(Editor’s note: This is the first part in a series on Midland hockey player Morley Spiker. The second part will run Thursday.)
In the long and glorious history of Midland hockey, the careers of certain players stand out.
Homegrown talents such as Mike Robitaille, Jack Hendrickson, and Wayne King went on to grace the National Hockey League, while some other local stars like Chuck Henderson, Jim Wilcox, Bill Beauchamp and Bruce Guthrie found success competing across various Major Junior A and minor-professional leagues.
Yet, the remaining men who did spend the majority of their on-ice time representing the town in the Ontario Hockey Association – including, of course, Frank (Fat) Swales and Sib Brodeur – created a wonderful sports legacy that gave their community immense pride and recognition. One of the most prominent among them was Morley Spiker.
From the mid-1940s until the end of the '60s, Spiker proved to be the touchstone for dependability, work ethic and sustained excellence on Midland's junior, intermediate and senior squads.
More difficult than imagining the town without a “big team” during that period, was imagining Morley not wearing a Midland uniform. Even after he'd retired, former media, teammates and opponents alike, when recalling those days, would immediately talk about Spiker's magnificent skills, and his commitment to his hometown.
“Morley seemed to go on forever,” said legendary sportswriter Charlie Noquet, now deceased, who covered Spiker's games for the Midland Free Press. “He was like our own Gordie Howe.”
Born December 21, 1926, in Midland, Morley played organized Ki-Y league hockey (the forerunner of the Midland Minor Hockey Association and the town's Little NHL) as a bantam and midget teenager, before joining the 1945-46 Midland Huskies Junior B club.

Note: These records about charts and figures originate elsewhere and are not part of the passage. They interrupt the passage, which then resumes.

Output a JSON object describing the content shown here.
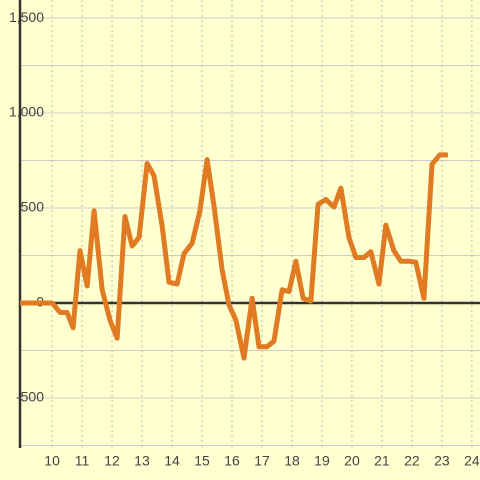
{
  "chart_data": {
    "type": "line",
    "x": [
      8.93,
      10,
      10.27,
      10.5,
      10.7,
      10.93,
      11.17,
      11.4,
      11.67,
      11.93,
      12.17,
      12.43,
      12.67,
      12.9,
      13.17,
      13.4,
      13.67,
      13.9,
      14.17,
      14.4,
      14.67,
      14.93,
      15.17,
      15.4,
      15.67,
      15.9,
      16.13,
      16.4,
      16.67,
      16.9,
      17.17,
      17.4,
      17.67,
      17.9,
      18.13,
      18.37,
      18.63,
      18.87,
      19.13,
      19.4,
      19.63,
      19.9,
      20.13,
      20.4,
      20.63,
      20.9,
      21.13,
      21.4,
      21.63,
      21.9,
      22.13,
      22.4,
      22.67,
      22.93,
      23.2
    ],
    "series": [
      {
        "color": "#e07b24",
        "values": [
          0,
          0,
          -50,
          -50,
          -130,
          275,
          90,
          485,
          70,
          -90,
          -185,
          455,
          300,
          345,
          735,
          670,
          405,
          110,
          100,
          260,
          315,
          485,
          755,
          510,
          175,
          -10,
          -90,
          -290,
          25,
          -230,
          -230,
          -200,
          70,
          60,
          220,
          25,
          10,
          520,
          545,
          505,
          605,
          345,
          240,
          240,
          270,
          100,
          410,
          275,
          220,
          220,
          215,
          25,
          730,
          780,
          780
        ]
      }
    ],
    "xlim": [
      8.93,
      24.27
    ],
    "ylim": [
      -763,
      1595
    ],
    "xticks": [
      10,
      11,
      12,
      13,
      14,
      15,
      16,
      17,
      18,
      19,
      20,
      21,
      22,
      23,
      24
    ],
    "yticks": [
      -500,
      0,
      500,
      {
        "value": 1000,
        "label": "1,000"
      },
      {
        "value": 1500,
        "label": "1,500"
      }
    ],
    "yminor": [
      -750,
      -250,
      250,
      750,
      1250
    ],
    "grid": true
  }
}
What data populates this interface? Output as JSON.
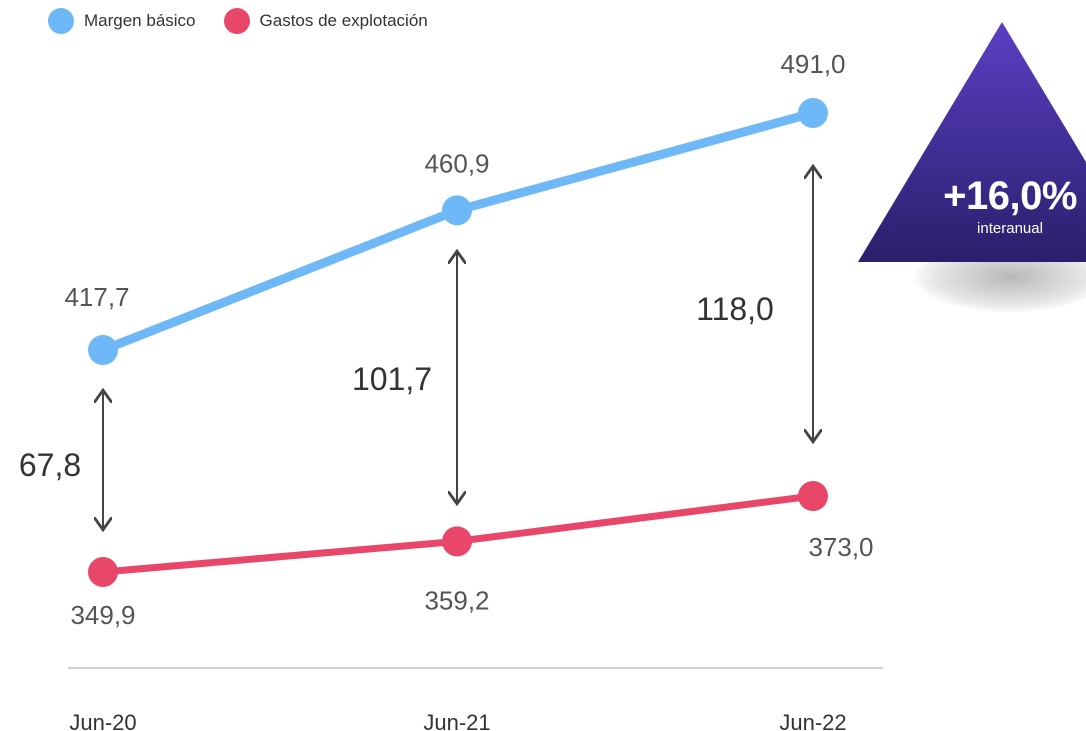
{
  "legend": [
    {
      "label": "Margen básico",
      "color": "#6FB8F7"
    },
    {
      "label": "Gastos de explotación",
      "color": "#E8476A"
    }
  ],
  "badge": {
    "value": "+16,0%",
    "subtitle": "interanual",
    "color_top": "#5B3FC4",
    "color_bottom": "#2A1F6B"
  },
  "chart_data": {
    "type": "line",
    "categories": [
      "Jun-20",
      "Jun-21",
      "Jun-22"
    ],
    "series": [
      {
        "name": "Margen básico",
        "color": "#6FB8F7",
        "values": [
          417.7,
          460.9,
          491.0
        ],
        "labels": [
          "417,7",
          "460,9",
          "491,0"
        ]
      },
      {
        "name": "Gastos de explotación",
        "color": "#E8476A",
        "values": [
          349.9,
          359.2,
          373.0
        ],
        "labels": [
          "349,9",
          "359,2",
          "373,0"
        ]
      }
    ],
    "differences": [
      "67,8",
      "101,7",
      "118,0"
    ],
    "title": "",
    "xlabel": "",
    "ylabel": "",
    "grid": false
  }
}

With the juniors, Spiker became “one of Midland's leading snipers.” The left-handed shooting centre completed two more seasons for the Huskies under coach Crawford (Fawf) Wilcox, where he created and finished off numerous scoring chances skating beside winger Connie Adams, and either Jack Henderson or Garnet Armstrong, on the team's top forward line.
When Morley was 21, he moved up to the Intermediate A ranks, cracking the Midland Flyers' line-up that in 1948 was led by veteran star Frank Swales. An electrifying puck carrier and superb checker, Swales had earlier defended the blue line for the Seattle Ironmen of the Pacific Coast Hockey League.
Together, Midland's “young blood” and “old guard” meshed, and the Flyers closed out the '48-'49 campaign as the OHA's Georgian Bay group playoff champions and provincial semi-finalists. (The Gananoque Legionnaires edged Midland, 4-3, in the third and deciding game of the best-of-three series, preventing the Flyers from reaching the Ontario final.)
Two years later, Spiker would play with another local hockey legend, Sib Brodeur, after the Midland-based franchise was renamed the Penetang-Midland Flyers, and entered Senior B competition.
Brodeur starred “up front” for the superlative Midland British Consol intermediates across the 1930s, and over two decades had been a “crowd-pleasing fixture” to fans attending matches at the community's Arena Gardens.
He was now winding down his career with the P-M Flyers – and it would be Morley who'd replace him, and eventually take Brodeur's “mainstay” role into the next generation of North Simcoe players.
Throughout the 1950s with the exception of a year with the Peterborough Senior B club), Morley Spiker was a leading points-getter for Midland intermediate teams called the Orphans, Monarchs and Flyers.
He also established his reputation as a dangerous attacker, gaining respect from the district rivals who admired his “hard-skating” style.
Following a 4-2 win by the Flyers against the Collingwood Shipbuilders, in November 1955, Bob (Rose) Bush of the Collingwood Enterprise-Bulletin wrote, “It seems whenever Collingwood and Midland hook up in an intermediate hockey game, a fellow by the name of Morley Spiker plays the villain. Spiker scored a pair of counters and was a continual threat through the 70 minutes (which included the 10-minute overtime period).”
“Morley was a smart hockey player,” said Edgar Dorion. “A complete player.” Dorion, later the captain of the Flyers, had watched Spiker perform countless times while growing up playing minor hockey himself and developed quickly enough to become Morley's teammate, beginning in the early 1960s.
Morley Spiker is pictured in his Midland Flyers' uniform in the early 1960s/Photo courtesy Thomas Paradis
“He was a good goal scorer,” added Dorion. “He had a real knack of coming in at the right place when the puck came loose from a scramble. He knew how to go through there and hit the back of the net.
“He could pick the corners. If there was enough room for the puck to go in, he'd score. He wasn't big, but he never shied away from the rough stuff. Morley had a good approach to the game. His passes were always tape to tape.”
Says his nephew, Bill Spiker: “He was doing the (Wayne) Gretzky move, before Gretzky. They called him the 'Haunt.' He'd go behind the net, and they (opposing checkers) couldn't touch him. He'd fake and fake, then he'd come out front, and stuff it behind the goalie.”